New memristor-based artificial neurons emit light to enable denser, more efficient 3D AI chips, pointing to a future beyond power-hungry GPUs.

Researchers have demonstrated a new class of light-emitting artificial neurons that could reshape how AI hardware is built and deployed, addressing the energy and scaling limitations that plague today’s deep learning systems. The innovation, detailed in Nature Electronics, comes from a collaboration between the Hong Kong University of Science and Technology, ETH Zurich and Université de Bourgogne Europe.
At the core of this advance are memristive blinking neurons, nanoscale devices made from silver and an insulating polymer that not only integrate electrical signals but also emit light pulses when activated. Unlike conventional AI chips that rely on dense wiring and bulky circuits to shuttle data between components, these neurons use light for communication, eliminating many wiring constraints and enabling three-dimensional, wire-free neural structures.

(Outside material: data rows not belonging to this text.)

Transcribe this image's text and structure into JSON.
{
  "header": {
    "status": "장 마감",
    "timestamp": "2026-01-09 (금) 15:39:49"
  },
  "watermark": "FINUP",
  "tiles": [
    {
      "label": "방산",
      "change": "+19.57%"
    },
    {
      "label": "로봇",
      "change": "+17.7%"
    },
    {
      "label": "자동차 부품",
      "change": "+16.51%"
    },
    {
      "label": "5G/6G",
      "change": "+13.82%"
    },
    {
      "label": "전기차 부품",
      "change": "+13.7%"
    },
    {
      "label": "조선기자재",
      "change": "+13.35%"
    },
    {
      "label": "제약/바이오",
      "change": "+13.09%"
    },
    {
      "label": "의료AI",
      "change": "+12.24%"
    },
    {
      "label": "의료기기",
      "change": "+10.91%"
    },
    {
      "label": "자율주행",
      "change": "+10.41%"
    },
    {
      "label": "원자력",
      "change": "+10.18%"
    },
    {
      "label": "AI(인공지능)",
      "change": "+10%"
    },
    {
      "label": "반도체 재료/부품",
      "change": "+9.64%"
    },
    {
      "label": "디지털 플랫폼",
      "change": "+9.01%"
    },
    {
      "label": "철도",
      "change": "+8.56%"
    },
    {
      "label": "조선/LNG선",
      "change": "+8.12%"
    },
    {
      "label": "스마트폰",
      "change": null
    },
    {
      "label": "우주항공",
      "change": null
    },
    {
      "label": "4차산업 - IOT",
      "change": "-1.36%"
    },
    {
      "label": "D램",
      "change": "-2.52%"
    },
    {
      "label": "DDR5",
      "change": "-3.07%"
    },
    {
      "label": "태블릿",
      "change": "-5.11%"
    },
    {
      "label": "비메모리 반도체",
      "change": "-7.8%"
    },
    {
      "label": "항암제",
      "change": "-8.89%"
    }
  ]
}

This shift to photonically linked networks is significant because light can travel between neurons without electrical connections, reducing both energy waste and physical space. The result is a path toward compact, high-density AI hardware architectures that scale in volume rather than footprint, a contrast to today’s planar, complementary metal–oxide–semiconductor (CMOS) designs.
In early tests, networks built from these light-emitting neurons have shown promising performance. One three-dimensional spiking neural network achieved roughly 91.5 % accuracy on a speech-classification task drawn from Google’s public dataset, while another dense array clocked about 92.3 % accuracy on handwritten digit recognition (MNIST) benchmarks that demonstrate practical viability.
The implications extend across electronics and AI: by enabling energy-efficient computation, reducing reliance on power-hungry GPUs, and allowing true 3D neural stacking, this hardware could underpin next-generation edge AI and neuromorphic systems. While challenges remain including integrating these devices with existing manufacturing processes and expanding task scopes, the work represents an intriguing step toward brain-inspired computing that’s both power-lean and spatially compact.